HAIR STYLISTICS 「The Lost Hat」(2016)

 コンパクトでシンプル、ハーシュではないノイズ。隙間が多く、コミカルな要素も漂う。

 中原昌也がHair Stylistics名義でリリースし続けるCD-R,100枚限定の自主製作シリーズ。当初は全100枚と言ってたはずだが、止まるところを知らず本作が165作目となる。

 音源は約30分一本勝負。白CD-Rが折られた紙の中にストンと一枚、無造作に入ってた。盤面には何も書かれてない。

 冒頭からリズム・ボックスが軽快に鳴り、シンセが脱力気味にうねった。しばしミニマルにノイズが続いたところで、ぴょこんとシンセが跳ねる。
 ビートは変わらない。淡々と続く。
 シンセが踊り、震えた。途中で歪んだ音色に変わっていく。淡々と刻まれるビート。その上でゆらゆらとわずかな旋律感のみで、シンセは震えた。

 演奏は変わり続ける。ビートはミニマルに同じパターンを続けるけれど、上物のシンセは変わっていく。轟音でなく、ゆるいムードのシンセが震えた。さらに細かいスクラッチめいた音が時に挿入される。

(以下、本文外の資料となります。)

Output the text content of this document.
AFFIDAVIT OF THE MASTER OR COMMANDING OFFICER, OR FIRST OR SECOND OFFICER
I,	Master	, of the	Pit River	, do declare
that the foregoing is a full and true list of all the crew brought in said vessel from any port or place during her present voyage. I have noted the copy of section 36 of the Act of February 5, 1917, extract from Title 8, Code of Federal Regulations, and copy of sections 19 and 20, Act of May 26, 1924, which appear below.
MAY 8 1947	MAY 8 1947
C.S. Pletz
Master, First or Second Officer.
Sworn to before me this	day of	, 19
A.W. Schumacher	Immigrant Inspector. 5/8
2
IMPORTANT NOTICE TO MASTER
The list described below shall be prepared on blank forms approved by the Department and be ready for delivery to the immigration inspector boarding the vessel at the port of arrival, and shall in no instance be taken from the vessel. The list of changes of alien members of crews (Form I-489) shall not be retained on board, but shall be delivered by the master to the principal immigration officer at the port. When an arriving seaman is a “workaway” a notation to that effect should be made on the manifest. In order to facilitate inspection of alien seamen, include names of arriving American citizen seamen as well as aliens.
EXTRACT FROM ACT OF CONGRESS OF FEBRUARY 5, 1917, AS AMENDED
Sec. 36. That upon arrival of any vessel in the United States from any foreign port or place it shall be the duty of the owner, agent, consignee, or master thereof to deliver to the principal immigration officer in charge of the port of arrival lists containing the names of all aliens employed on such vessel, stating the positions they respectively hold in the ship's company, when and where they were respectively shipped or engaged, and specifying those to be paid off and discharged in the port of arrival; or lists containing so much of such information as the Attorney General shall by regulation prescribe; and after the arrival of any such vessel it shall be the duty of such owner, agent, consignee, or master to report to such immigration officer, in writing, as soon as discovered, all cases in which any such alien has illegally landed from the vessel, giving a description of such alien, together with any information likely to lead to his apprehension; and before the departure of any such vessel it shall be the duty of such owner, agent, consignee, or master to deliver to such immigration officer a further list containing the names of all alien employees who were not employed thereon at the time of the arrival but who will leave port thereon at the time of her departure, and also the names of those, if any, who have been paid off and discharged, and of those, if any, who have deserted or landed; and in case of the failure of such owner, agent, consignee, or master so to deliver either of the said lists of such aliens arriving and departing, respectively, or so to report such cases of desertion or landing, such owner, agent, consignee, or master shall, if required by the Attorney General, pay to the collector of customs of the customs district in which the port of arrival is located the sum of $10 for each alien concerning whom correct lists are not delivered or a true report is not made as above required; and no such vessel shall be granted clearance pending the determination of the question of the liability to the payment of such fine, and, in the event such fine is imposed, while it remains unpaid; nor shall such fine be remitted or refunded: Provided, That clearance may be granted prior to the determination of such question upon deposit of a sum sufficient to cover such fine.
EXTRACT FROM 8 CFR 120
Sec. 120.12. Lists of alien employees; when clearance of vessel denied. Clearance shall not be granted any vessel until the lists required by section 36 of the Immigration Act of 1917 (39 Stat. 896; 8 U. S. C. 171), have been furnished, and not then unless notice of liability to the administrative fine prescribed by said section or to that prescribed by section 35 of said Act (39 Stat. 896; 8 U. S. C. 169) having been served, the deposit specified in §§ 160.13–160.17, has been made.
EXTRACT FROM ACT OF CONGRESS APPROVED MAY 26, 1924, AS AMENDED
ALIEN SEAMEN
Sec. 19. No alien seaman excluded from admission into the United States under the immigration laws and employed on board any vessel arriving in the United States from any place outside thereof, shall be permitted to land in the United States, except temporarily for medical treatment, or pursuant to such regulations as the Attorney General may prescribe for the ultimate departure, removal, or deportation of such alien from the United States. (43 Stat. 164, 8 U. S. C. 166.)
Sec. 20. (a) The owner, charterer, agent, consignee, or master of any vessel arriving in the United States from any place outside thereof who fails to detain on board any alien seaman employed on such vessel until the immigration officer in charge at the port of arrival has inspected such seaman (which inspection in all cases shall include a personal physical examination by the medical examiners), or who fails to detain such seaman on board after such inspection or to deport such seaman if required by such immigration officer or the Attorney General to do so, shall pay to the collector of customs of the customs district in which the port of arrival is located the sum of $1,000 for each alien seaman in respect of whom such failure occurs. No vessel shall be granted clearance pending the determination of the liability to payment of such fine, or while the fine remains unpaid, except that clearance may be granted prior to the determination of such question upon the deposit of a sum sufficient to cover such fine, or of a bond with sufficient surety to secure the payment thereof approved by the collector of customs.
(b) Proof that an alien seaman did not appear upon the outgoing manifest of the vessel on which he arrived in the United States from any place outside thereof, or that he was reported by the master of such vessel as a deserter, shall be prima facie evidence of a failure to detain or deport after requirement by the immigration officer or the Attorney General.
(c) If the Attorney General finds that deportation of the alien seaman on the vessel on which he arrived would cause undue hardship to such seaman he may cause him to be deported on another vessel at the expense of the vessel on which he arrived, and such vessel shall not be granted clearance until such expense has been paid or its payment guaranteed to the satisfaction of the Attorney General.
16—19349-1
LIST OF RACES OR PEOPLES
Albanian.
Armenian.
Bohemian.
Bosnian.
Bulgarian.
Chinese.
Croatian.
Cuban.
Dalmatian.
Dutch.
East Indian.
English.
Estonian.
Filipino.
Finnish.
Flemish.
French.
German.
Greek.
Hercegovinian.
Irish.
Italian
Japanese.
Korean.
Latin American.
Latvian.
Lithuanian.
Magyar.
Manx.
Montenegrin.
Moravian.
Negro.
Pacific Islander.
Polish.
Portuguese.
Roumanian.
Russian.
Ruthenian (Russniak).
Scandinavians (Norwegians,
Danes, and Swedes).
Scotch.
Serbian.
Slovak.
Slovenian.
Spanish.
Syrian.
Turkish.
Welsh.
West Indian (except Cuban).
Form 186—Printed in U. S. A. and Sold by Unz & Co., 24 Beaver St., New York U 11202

 終盤はシンセが派手に暴れた。音程をぐいぐいひねり、単音の長押しで痛快に疾走する。だが音色はどこか優しい。耳をつんざく轟音で聴いても、リズム・ボックスのミックスが大きくてシンセの激しさに浸れない。
 あくまでもビートが妙に目立ち、ノイズの無秩序さへ溺れられない仕組みになっている。安易にノイジーさへ逃げない、頑固さがあり。

 音色と密度を変えれば剛腕ハーシュへ様変わりするけれど。ここではどこまでも、軽い味わいが続いてる。

 スカムな要素のノイズはあまり得意でないため、暴力温泉芸者も含めて彼の音盤はあまりきちんと聴いていない。いっぽうでメルツバウ以上とも思えるほどのリリース・ラッシュ、なおかつ流通も限られるためすぐさま入手困難になるのが、このシリーズ。
 中古でも見かけない。たぶんマニアの間でのみ完結流通してるのだろう。

 変な話、メルツバウくらいの知名度を世界で築いた場合、金さえ出せば入手できる確率が上がる。Youtubeに上がる可能性もある。一方でヘアスタはそういう方向性はあまり志向してないようだ。
 知名度も活動も、その気になればぐいぐい上がるはず。だがどうも中原には諦念が漂う。めんどくさいのかな。

 ノイズを既存の価値観や秩序のアンチテーゼとする、サブカルチャーとしてアートめいたアプローチはある。その対極がスカムな思いつくままのノイズ、と仮に置こう。
 ヘアスタはそのスカム寄りに居る一方で、アプローチは真摯なノイズを追求する。さらに音盤化へこだわるのも、今では貴重な価値観だ。商品として流通を意識してるのかもしれない。

 バンドキャンプなどで次々と音盤をリリース・ラッシュする手はある。だがほとんどそれらはDLされず、インターネットの海にうずもれるままだろう。
 けれども音盤化されれば、それは流通する。そしていつか、市場へ再度現れることもあるだろう。

 ヘアスタは膨大なリリースを行うわりに、コンセプトの提示やアーカイブには興味ないようだ。本作が165作というが、これらの一覧もネットに見当たらない。そもそも集めてる人が何人くらいいるんだろう。
 曲目解説のブログも見当たらない。フラットな価値観で、彼の作品に優劣をつける文章を読んでみたい。ぼく?・・・いや、とてもとても。だいたい、今からでは過去の作品が手に入らない。

 彼の作品は、なんというか肉感的だ。
 ヘアスタの作品は、ほとんど聴いたことが無い直感的な感想だが、直感の即興性を大事にして演奏してる気がしてならない。例えばそれはインキャパの暴れ具合とも違う。ヘアスタのノイズはもっともっと、享楽と耽美的だ。しかもスカムな味わい。

 没落貴族がチープな機材で音と戯れてるかのよう。ヒリヒリする逼迫さも、破壊衝動のパワフルさも無い。ただ、音と向かい合う。
 究極に創作へ真摯であり、あらゆる価値観へ無関心。その飄々たるスタンスながら、リリースへはこだわる熱意が、貴重な行為となっている。

 前述のとおり、音色を変えたら猛烈なパワー・ノイズになるだろう。だがヘアスタは本盤で安易な豪快路線へ向かわない。ハーシュな音色を使っても、要素に留めてる。この潔さが、凄い。